APRA has been urged to uplift its IT risk and cyber assessment capabilities, with the Federal Government’s Capability Review revealing that chronic under-resourcing has hampered the prudential regulator’s ability to manage digital disruption and increasing cyber threats facing the financial services industry.
The Treasury’s Capability Review, a key recommendation of the Hayne Royal Commission, found the regulator ill-equipped to respond to the “volume, scope and pace of change” in the financial services technology.
The Capability Review panel, chaired by Graeme Samuel, acknowledged the challenge posed to long-standing operating models – from which APRA continues to benchmark its regulatory scope – by technology-enabled businesses (known otherwise as fintechs), whilst also recognising the regulator’s limited capacity to monitor data flows beyond its “perimeter”, with FSIs increasingly farming out their data to third-party service providers (including cloud vendors).
As part of the Treasury review process, APRA’s staff were surveyed on a range of concerns impacting their regulatory enforcement capabilities. In one count, less than half (43 per cent) of all respondents considered the watchdog well positioned to identify “material issues” with FSI’s operational resilience.
The Review panel found staff hampered by a number of structural and resourcing issues within the regulator, including a “piecemeal and limited” prudential review schedule, unexplained delays in assisting FSIs with cloud and systems migration compliance, “variable confidence” across frontline teams to engage with IT risk, and no prudential standard for data management.
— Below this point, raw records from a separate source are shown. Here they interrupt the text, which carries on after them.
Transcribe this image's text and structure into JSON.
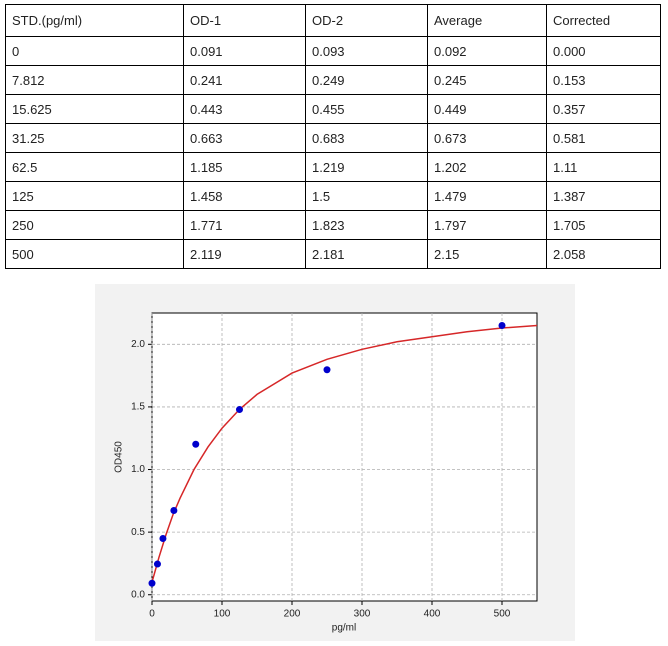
{
  "table": {
    "header": [
      "STD.(pg/ml)",
      "OD-1",
      "OD-2",
      "Average",
      "Corrected"
    ],
    "rows": [
      [
        "0",
        "0.091",
        "0.093",
        "0.092",
        "0.000"
      ],
      [
        "7.812",
        "0.241",
        "0.249",
        "0.245",
        "0.153"
      ],
      [
        "15.625",
        "0.443",
        "0.455",
        "0.449",
        "0.357"
      ],
      [
        "31.25",
        "0.663",
        "0.683",
        "0.673",
        "0.581"
      ],
      [
        "62.5",
        "1.185",
        "1.219",
        "1.202",
        "1.11"
      ],
      [
        "125",
        "1.458",
        "1.5",
        "1.479",
        "1.387"
      ],
      [
        "250",
        "1.771",
        "1.823",
        "1.797",
        "1.705"
      ],
      [
        "500",
        "2.119",
        "2.181",
        "2.15",
        "2.058"
      ]
    ]
  },
  "chart_data": {
    "type": "scatter",
    "x_label": "pg/ml",
    "y_label": "OD450",
    "xlim": [
      0,
      550
    ],
    "ylim": [
      -0.05,
      2.25
    ],
    "xticks": [
      0,
      100,
      200,
      300,
      400,
      500
    ],
    "yticks": [
      {
        "value": 0,
        "label": "0.0"
      },
      0.5,
      {
        "value": 1,
        "label": "1.0"
      },
      1.5,
      {
        "value": 2,
        "label": "2.0"
      }
    ],
    "grid": true,
    "series": [
      {
        "type": "scatter",
        "color": "#0000cc",
        "x": [
          0,
          7.812,
          15.625,
          31.25,
          62.5,
          125,
          250,
          500
        ],
        "values": [
          0.092,
          0.245,
          0.449,
          0.673,
          1.202,
          1.479,
          1.797,
          2.15
        ]
      },
      {
        "type": "line",
        "color": "#d62728",
        "x": [
          0,
          10,
          20,
          30,
          40,
          60,
          80,
          100,
          125,
          150,
          200,
          250,
          300,
          350,
          400,
          450,
          500,
          550
        ],
        "values": [
          0.1,
          0.3,
          0.48,
          0.64,
          0.77,
          1.0,
          1.18,
          1.33,
          1.48,
          1.6,
          1.77,
          1.88,
          1.96,
          2.02,
          2.06,
          2.1,
          2.13,
          2.15
        ]
      }
    ]
  }
}
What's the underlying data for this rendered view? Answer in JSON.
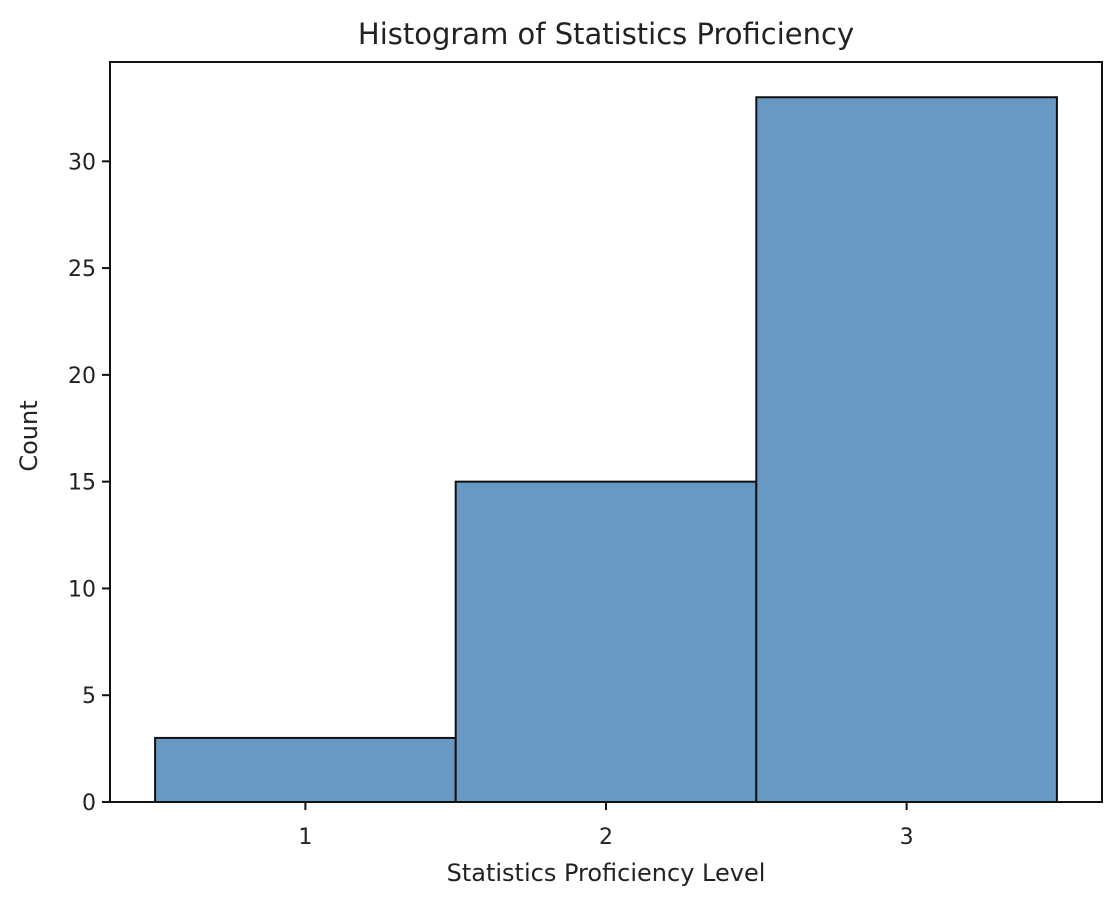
{
  "chart_data": {
    "type": "bar",
    "title": "Histogram of Statistics Proficiency",
    "xlabel": "Statistics Proficiency Level",
    "ylabel": "Count",
    "categories": [
      "1",
      "2",
      "3"
    ],
    "bins": [
      {
        "start": 0.5,
        "end": 1.5,
        "count": 3
      },
      {
        "start": 1.5,
        "end": 2.5,
        "count": 15
      },
      {
        "start": 2.5,
        "end": 3.5,
        "count": 33
      }
    ],
    "values": [
      3,
      15,
      33
    ],
    "xlim": [
      0.35,
      3.65
    ],
    "ylim": [
      0,
      34.65
    ],
    "xticks": [
      1,
      2,
      3
    ],
    "yticks": [
      0,
      5,
      10,
      15,
      20,
      25,
      30
    ],
    "grid": false,
    "legend": "none",
    "colors": {
      "bar_fill": "#6899c3",
      "bar_edge": "#111111",
      "axis": "#111111",
      "text": "#222222"
    }
  }
}
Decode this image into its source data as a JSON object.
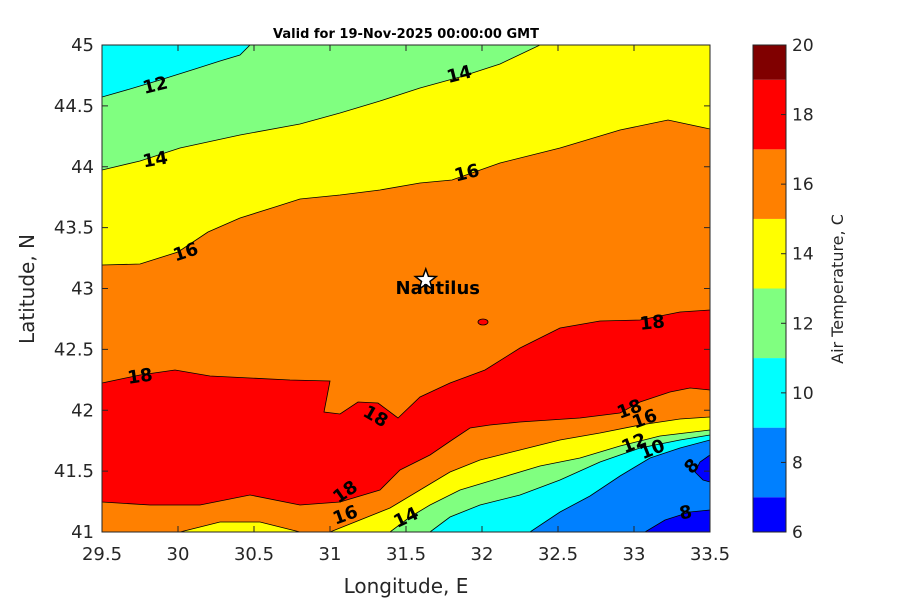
{
  "chart_data": {
    "type": "contourf",
    "title": "Valid for 19-Nov-2025 00:00:00 GMT",
    "xlabel": "Longitude, E",
    "ylabel": "Latitude, N",
    "xlim": [
      29.5,
      33.5
    ],
    "ylim": [
      41,
      45
    ],
    "xticks": [
      29.5,
      30,
      30.5,
      31,
      31.5,
      32,
      32.5,
      33,
      33.5
    ],
    "yticks": [
      41,
      41.5,
      42,
      42.5,
      43,
      43.5,
      44,
      44.5,
      45
    ],
    "colorbar": {
      "label": "Air Temperature, C",
      "min": 6,
      "max": 20,
      "ticks": [
        6,
        8,
        10,
        12,
        14,
        16,
        18,
        20
      ],
      "bands": [
        {
          "from": 6,
          "to": 7,
          "color": "#0000ff"
        },
        {
          "from": 7,
          "to": 9,
          "color": "#0080ff"
        },
        {
          "from": 9,
          "to": 11,
          "color": "#00ffff"
        },
        {
          "from": 11,
          "to": 13,
          "color": "#80ff80"
        },
        {
          "from": 13,
          "to": 15,
          "color": "#ffff00"
        },
        {
          "from": 15,
          "to": 17,
          "color": "#ff8000"
        },
        {
          "from": 17,
          "to": 19,
          "color": "#ff0000"
        },
        {
          "from": 19,
          "to": 20,
          "color": "#800000"
        }
      ]
    },
    "contour_labels": [
      {
        "text": "12",
        "lon": 29.85,
        "lat": 44.67,
        "angle": -14
      },
      {
        "text": "14",
        "lon": 31.85,
        "lat": 44.76,
        "angle": -14
      },
      {
        "text": "14",
        "lon": 29.85,
        "lat": 44.06,
        "angle": -10
      },
      {
        "text": "16",
        "lon": 31.9,
        "lat": 43.95,
        "angle": -14
      },
      {
        "text": "16",
        "lon": 30.05,
        "lat": 43.3,
        "angle": -18
      },
      {
        "text": "18",
        "lon": 33.12,
        "lat": 42.72,
        "angle": -6
      },
      {
        "text": "18",
        "lon": 29.75,
        "lat": 42.28,
        "angle": -8
      },
      {
        "text": "18",
        "lon": 31.3,
        "lat": 41.95,
        "angle": 30
      },
      {
        "text": "18",
        "lon": 32.97,
        "lat": 42.01,
        "angle": -20
      },
      {
        "text": "16",
        "lon": 33.07,
        "lat": 41.93,
        "angle": -20
      },
      {
        "text": "12",
        "lon": 33.0,
        "lat": 41.73,
        "angle": -22
      },
      {
        "text": "10",
        "lon": 33.12,
        "lat": 41.68,
        "angle": -22
      },
      {
        "text": "18",
        "lon": 31.1,
        "lat": 41.33,
        "angle": -35
      },
      {
        "text": "16",
        "lon": 31.1,
        "lat": 41.14,
        "angle": -20
      },
      {
        "text": "14",
        "lon": 31.5,
        "lat": 41.12,
        "angle": -25
      },
      {
        "text": "8",
        "lon": 33.38,
        "lat": 41.54,
        "angle": -45
      },
      {
        "text": "8",
        "lon": 33.34,
        "lat": 41.16,
        "angle": -10
      }
    ],
    "site": {
      "name": "Nautilus",
      "lon": 31.63,
      "lat": 43.07
    }
  }
}
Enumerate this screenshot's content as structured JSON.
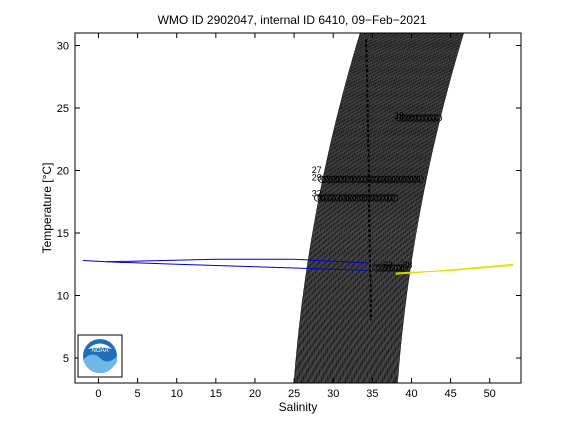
{
  "chart_data": {
    "type": "scatter",
    "title": "WMO ID 2902047, internal ID 6410, 09−Feb−2021",
    "xlabel": "Salinity",
    "ylabel": "Temperature [°C]",
    "xlim": [
      -3,
      54
    ],
    "ylim": [
      3,
      31
    ],
    "xticks": [
      0,
      5,
      10,
      15,
      20,
      25,
      30,
      35,
      40,
      45,
      50
    ],
    "yticks": [
      5,
      10,
      15,
      20,
      25,
      30
    ],
    "grid": false,
    "logo_text": "NOAA",
    "series": [
      {
        "color": "#0000cc",
        "points": [
          [
            -2,
            12.8
          ],
          [
            1,
            12.7
          ],
          [
            10,
            12.5
          ],
          [
            20,
            12.3
          ],
          [
            30,
            12.1
          ],
          [
            34.5,
            12.0
          ]
        ]
      },
      {
        "color": "#0000cc",
        "points": [
          [
            1,
            12.7
          ],
          [
            15,
            12.9
          ],
          [
            25,
            12.9
          ],
          [
            34.5,
            12.6
          ]
        ]
      },
      {
        "color": "#e0e000",
        "points": [
          [
            38,
            11.8
          ],
          [
            45,
            12.0
          ],
          [
            53,
            12.4
          ]
        ]
      },
      {
        "color": "#e0e000",
        "points": [
          [
            38,
            11.7
          ],
          [
            46,
            12.1
          ],
          [
            53,
            12.5
          ]
        ]
      },
      {
        "color": "#000000",
        "points": [
          [
            34.2,
            30.5
          ],
          [
            34.3,
            28
          ],
          [
            34.4,
            25
          ],
          [
            34.5,
            22
          ],
          [
            34.6,
            19
          ],
          [
            34.6,
            16
          ],
          [
            34.7,
            13
          ],
          [
            34.8,
            10
          ],
          [
            34.8,
            8
          ]
        ]
      }
    ],
    "density_contours": {
      "color": "#000000",
      "sigma_from": 18,
      "sigma_to": 30,
      "step": 0.1
    },
    "annotations": [
      {
        "text": "27",
        "x": 27.9,
        "y": 20.0
      },
      {
        "text": "29",
        "x": 27.9,
        "y": 19.4
      },
      {
        "text": "32",
        "x": 27.9,
        "y": 18.1
      },
      {
        "text": "33",
        "x": 38.4,
        "y": 24.3
      },
      {
        "text": "52",
        "x": 37.0,
        "y": 12.4
      },
      {
        "text": "38",
        "x": 39.5,
        "y": 12.4
      }
    ],
    "marker_rows": [
      {
        "y": 24.2,
        "x_from": 38.5,
        "x_to": 43.5
      },
      {
        "y": 19.3,
        "x_from": 28.5,
        "x_to": 41.5
      },
      {
        "y": 17.8,
        "x_from": 28.0,
        "x_to": 38.0
      },
      {
        "y": 12.2,
        "x_from": 35.5,
        "x_to": 39.5
      }
    ]
  }
}
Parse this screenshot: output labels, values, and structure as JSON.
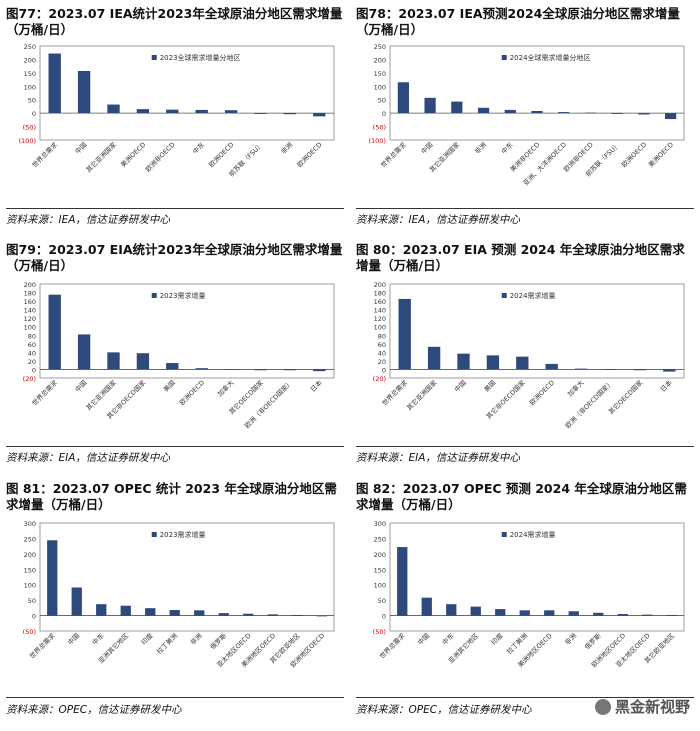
{
  "panels": [
    {
      "title": "图77：2023.07 IEA统计2023年全球原油分地区需求增量（万桶/日）",
      "source": "资料来源：IEA，信达证券研发中心",
      "chart_data": {
        "type": "bar",
        "legend": "2023全球需求增量分地区",
        "categories": [
          "世界总需求",
          "中国",
          "其它亚洲国家",
          "美洲OECD",
          "欧洲非OECD",
          "中东",
          "欧洲OECD",
          "前苏联（FSU）",
          "非洲",
          "欧洲OECD"
        ],
        "values": [
          222,
          157,
          32,
          15,
          13,
          12,
          11,
          -2,
          -4,
          -12
        ],
        "ylim": [
          -100,
          250
        ],
        "yticks": [
          250,
          200,
          150,
          100,
          50,
          0,
          -50,
          -100
        ]
      }
    },
    {
      "title": "图78：2023.07 IEA预测2024全球原油分地区需求增量（万桶/日）",
      "source": "资料来源：IEA，信达证券研发中心",
      "chart_data": {
        "type": "bar",
        "legend": "2024全球需求增量分地区",
        "categories": [
          "世界总需求",
          "中国",
          "其它亚洲国家",
          "非洲",
          "中东",
          "美洲非OECD",
          "亚洲、大洋洲OECD",
          "欧洲非OECD",
          "前苏联（FSU）",
          "欧洲OECD",
          "美洲OECD"
        ],
        "values": [
          115,
          57,
          43,
          20,
          12,
          8,
          4,
          2,
          0,
          -5,
          -22
        ],
        "ylim": [
          -100,
          250
        ],
        "yticks": [
          250,
          200,
          150,
          100,
          50,
          0,
          -50,
          -100
        ]
      }
    },
    {
      "title": "图79：2023.07 EIA统计2023年全球原油分地区需求增量（万桶/日）",
      "source": "资料来源：EIA，信达证券研发中心",
      "chart_data": {
        "type": "bar",
        "legend": "2023需求增量",
        "categories": [
          "世界总需求",
          "中国",
          "其它亚洲国家",
          "其它非OECD国家",
          "美国",
          "欧洲OECD",
          "加拿大",
          "其它OECD国家",
          "欧洲（非OECD国家）",
          "日本"
        ],
        "values": [
          175,
          82,
          40,
          38,
          15,
          3,
          1,
          0,
          -1,
          -4
        ],
        "ylim": [
          -20,
          200
        ],
        "yticks": [
          200,
          180,
          160,
          140,
          120,
          100,
          80,
          60,
          40,
          20,
          0,
          -20
        ]
      }
    },
    {
      "title": "图 80：2023.07 EIA 预测 2024 年全球原油分地区需求增量（万桶/日）",
      "source": "资料来源：EIA，信达证券研发中心",
      "chart_data": {
        "type": "bar",
        "legend": "2024需求增量",
        "categories": [
          "世界总需求",
          "其它亚洲国家",
          "中国",
          "美国",
          "其它非OECD国家",
          "欧洲OECD",
          "加拿大",
          "欧洲（非OECD国家）",
          "其它OECD国家",
          "日本"
        ],
        "values": [
          165,
          53,
          37,
          33,
          30,
          13,
          2,
          1,
          0,
          -5
        ],
        "ylim": [
          -20,
          200
        ],
        "yticks": [
          200,
          180,
          160,
          140,
          120,
          100,
          80,
          60,
          40,
          20,
          0,
          -20
        ]
      }
    },
    {
      "title": "图 81：2023.07 OPEC 统计 2023 年全球原油分地区需求增量（万桶/日）",
      "source": "资料来源：OPEC，信达证券研发中心",
      "chart_data": {
        "type": "bar",
        "legend": "2023需求增量",
        "categories": [
          "世界总需求",
          "中国",
          "中东",
          "亚洲其它地区",
          "印度",
          "拉丁美洲",
          "非洲",
          "俄罗斯",
          "亚太地区OECD",
          "美洲地区OECD",
          "其它欧亚地区",
          "欧洲地区OECD"
        ],
        "values": [
          244,
          91,
          37,
          32,
          24,
          18,
          17,
          8,
          6,
          4,
          2,
          -2
        ],
        "ylim": [
          -50,
          300
        ],
        "yticks": [
          300,
          250,
          200,
          150,
          100,
          50,
          0,
          -50
        ]
      }
    },
    {
      "title": "图 82：2023.07 OPEC 预测 2024 年全球原油分地区需求增量（万桶/日）",
      "source": "资料来源：OPEC，信达证券研发中心",
      "chart_data": {
        "type": "bar",
        "legend": "2024需求增量",
        "categories": [
          "世界总需求",
          "中国",
          "中东",
          "亚洲其它地区",
          "印度",
          "拉丁美洲",
          "美洲地区OECD",
          "非洲",
          "俄罗斯",
          "欧洲地区OECD",
          "亚太地区OECD",
          "其它欧亚地区"
        ],
        "values": [
          222,
          58,
          37,
          29,
          21,
          17,
          17,
          14,
          9,
          5,
          3,
          2
        ],
        "ylim": [
          -50,
          300
        ],
        "yticks": [
          300,
          250,
          200,
          150,
          100,
          50,
          0,
          -50
        ]
      }
    }
  ],
  "watermark": "黑金新视野",
  "colors": {
    "bar": "#2e4a7d",
    "axis": "#555555",
    "neg_tick": "#cc0000"
  }
}
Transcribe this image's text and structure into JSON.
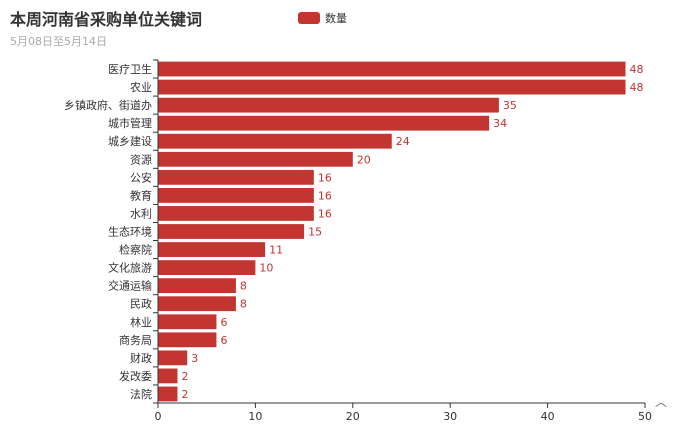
{
  "title": "本周河南省采购单位关键词",
  "subtitle": "5月08日至5月14日",
  "legend": {
    "label": "数量",
    "color": "#c23531"
  },
  "scroll_top_icon": "chevron-up-icon",
  "chart_data": {
    "type": "bar",
    "orientation": "horizontal",
    "categories": [
      "医疗卫生",
      "农业",
      "乡镇政府、街道办",
      "城市管理",
      "城乡建设",
      "资源",
      "公安",
      "教育",
      "水利",
      "生态环境",
      "检察院",
      "文化旅游",
      "交通运输",
      "民政",
      "林业",
      "商务局",
      "财政",
      "发改委",
      "法院"
    ],
    "series": [
      {
        "name": "数量",
        "values": [
          48,
          48,
          35,
          34,
          24,
          20,
          16,
          16,
          16,
          15,
          11,
          10,
          8,
          8,
          6,
          6,
          3,
          2,
          2
        ],
        "color": "#c23531"
      }
    ],
    "xlim": [
      0,
      50
    ],
    "xticks": [
      0,
      10,
      20,
      30,
      40,
      50
    ],
    "title": "本周河南省采购单位关键词",
    "subtitle": "5月08日至5月14日",
    "legend_position": "top",
    "grid": false
  }
}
The Review also highlighted the distinct lack of IT risk and cyber specialists within APRA’s retinue, “[limiting its] scope for in-depth forward-looking research” to mitigate risk. Curiously, the regulator maintains just nine dedicated IT risk (including cyber) staff, with comparable regulators were estimated to have between 30 and 49 dedicated specialists, the Review panel found.
Moreover, despite a 2018 update to its Cyber Risk Strategy, the panel found that APRA still does not have a formal cyber incident response plan or a routine data collection process.
Whilst acknowledging APRA’s efforts to improve the industry’s cyber resilience and threat resistance, the panel stressed that the watchdog still lags its leading peers.
“Internationally, prudential regulators identify cyber-risk as a top-tier priority. It is recognised as a challenging and rapidly developing area. The prudential regulators leading in this area have taken steps, including coordinating penetration testing, facilitation of industry information sharing, setting minimum ‘hygiene’ standards for industry and developing incident response protocols,” the panel said in its report.
These capabilities, the Panel tacitly acknowledged, remain distinctly lacking in APRA’s existing cyber risk management capability.
Review authors also urged APRA to take on a greater leadership role to bolster the financial sector’s cyber defences and efforts to extend this at a “national level”, whilst stressing that the no watchdog can or should be expected to prevent cyberattacks.
Recognising the limitations of building a cyber risk capability internally, due to the overwhelming scale and mandate of APRA, the panel urged the regulator to seek outside help, “[building] strong allegiances with public and private sector experts, other regulators and financial firms to augment its internal capacity and to collaborate on ways to strengthen the cyber resilience of APRA’s regulated sectors.”
APRA offered only brief responses to the panel’s recommendations, saying that while it supported the panel’s advice to boost cyber resilience, additional resources would be needed to achieve this.
The regulator nevertheless appeared keen to embrace greater collaboration and partnerships cross-sector to bolster IT risk capacity and capability, stating it is in the process of “developing a cyber and technology strategy that includes building strong allegiances with public and private sector experts.”